Dunia seolah berbalik melawanku. Orang-orang yang dulu mengenalku kini memandangku dengan curiga. Berita tentang kematian Doni menyebar, dan setiap media memuat kisah kami dengan sensasi yang semakin mencekik. Mereka menulis tentang "perempuan muda berwatak keras" yang "mungkin merasa terancam" oleh pacarnya yang sukses dan berpengaruh. Mereka menuduhku memanfaatkan status sosial Doni. Spekulasi demi spekulasi tanpa dasar beredar luas, mengubah kisah cinta kami menjadi sebuah tragedi penuh tuduhan. Namun meski tidak banyak membantu keluarga ku tetap mendukung.

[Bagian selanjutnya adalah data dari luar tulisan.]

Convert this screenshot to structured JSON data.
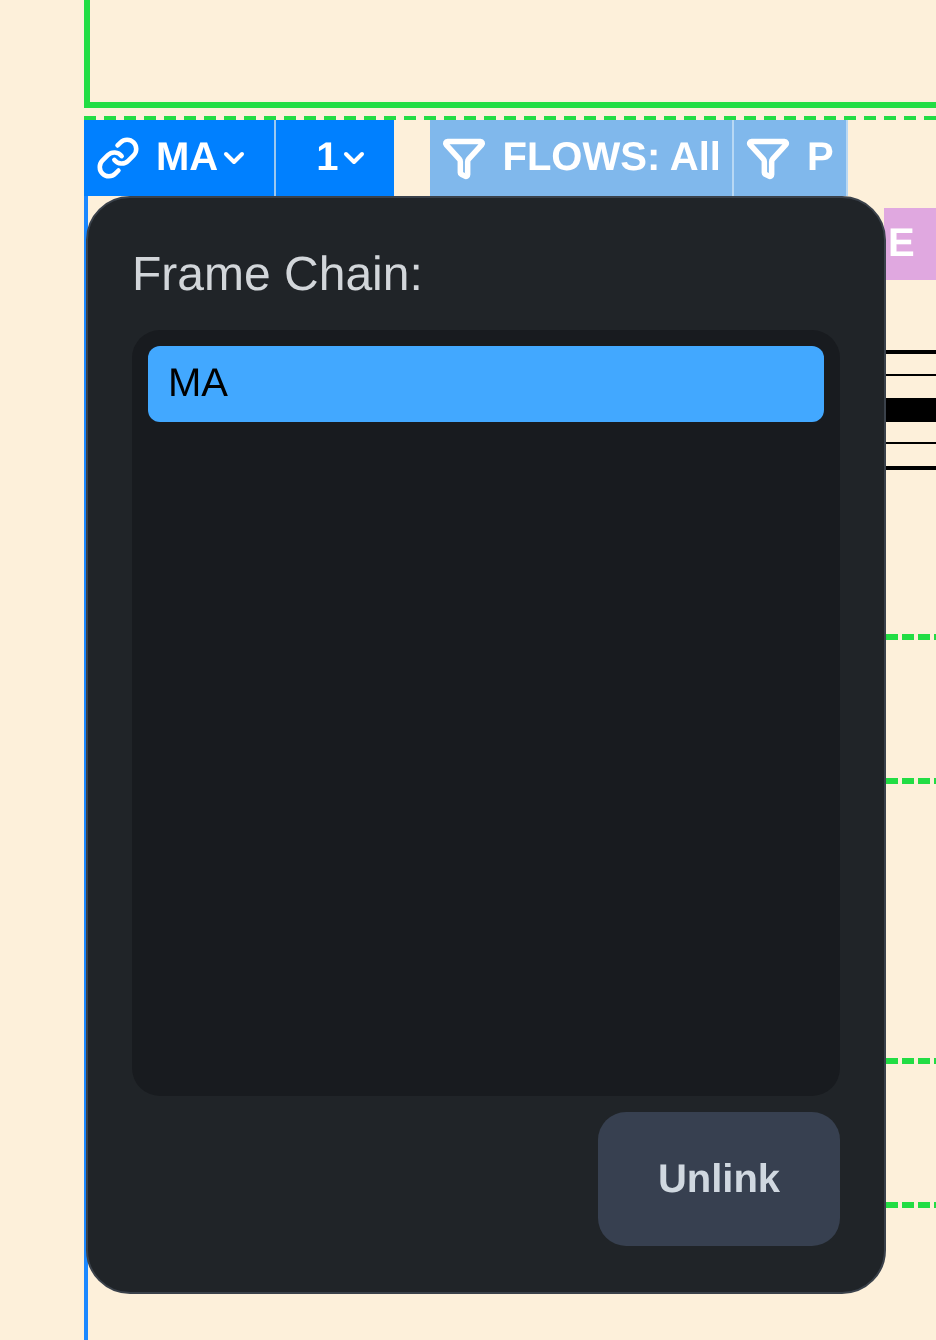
{
  "toolbar": {
    "link_button": {
      "label": "MA"
    },
    "frame_button": {
      "label": "1"
    },
    "filters": [
      {
        "label": "FLOWS: All"
      },
      {
        "label": "P"
      }
    ]
  },
  "tag": {
    "label": "E"
  },
  "popover": {
    "title": "Frame Chain:",
    "items": [
      {
        "label": "MA",
        "selected": true
      }
    ],
    "button": "Unlink"
  }
}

Keesokan harinya, orang tuaku datang. Wajah mereka tampak lebih tua dari biasanya, seperti ada beban berton-ton yang menimpa mereka dalam waktu semalam. Ayahku menatapku dalam diam, sementara ibuku hanya bisa meremas tanganku dengan penuh kekhawatiran.

"Ma... Pa... aku nggak bersalah... aku nggak melakukan ini..." suaraku pecah, mencoba meyakinkan mereka, meski suara itu lebih terdengar seperti isak tertahan.

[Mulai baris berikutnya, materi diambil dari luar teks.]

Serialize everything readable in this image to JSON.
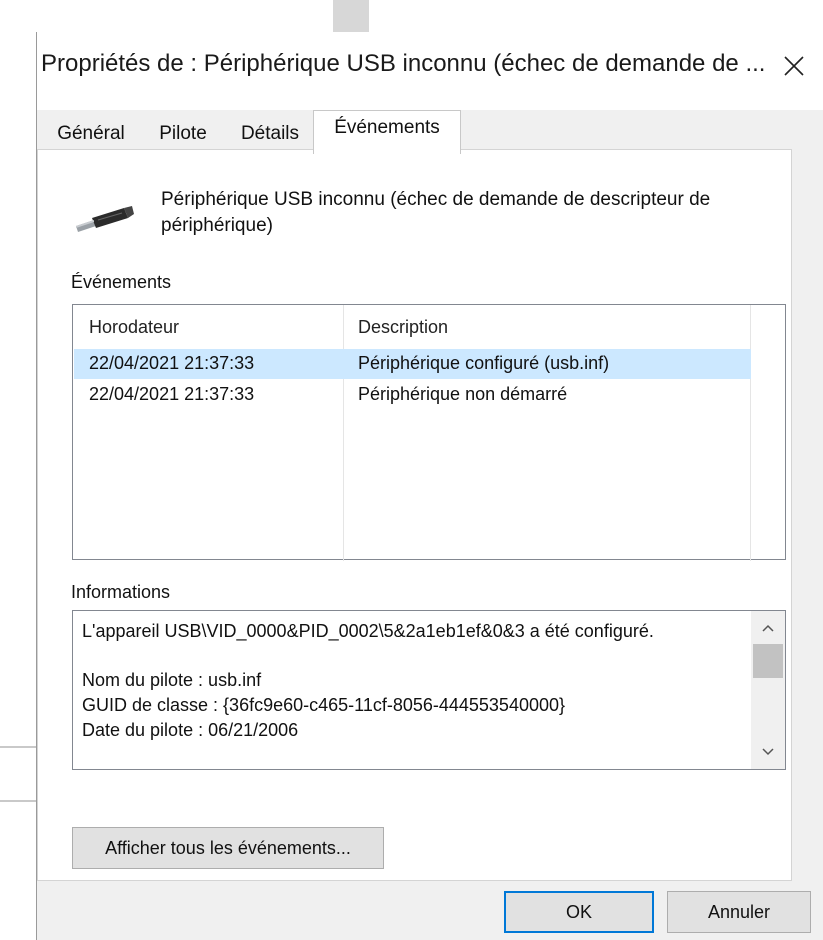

Ayahku menarik napas panjang, menatapku dengan mata yang berkaca-kaca. "Nak... kami tahu kamu bukan orang seperti itu. Kami percaya sama kamu... tapi..." Ayah terdiam, suaranya bergetar. Diriku bisa merasakan betapa beratnya situasi ini untuk mereka, dan itu menghancurkan hatiku lebih dalam.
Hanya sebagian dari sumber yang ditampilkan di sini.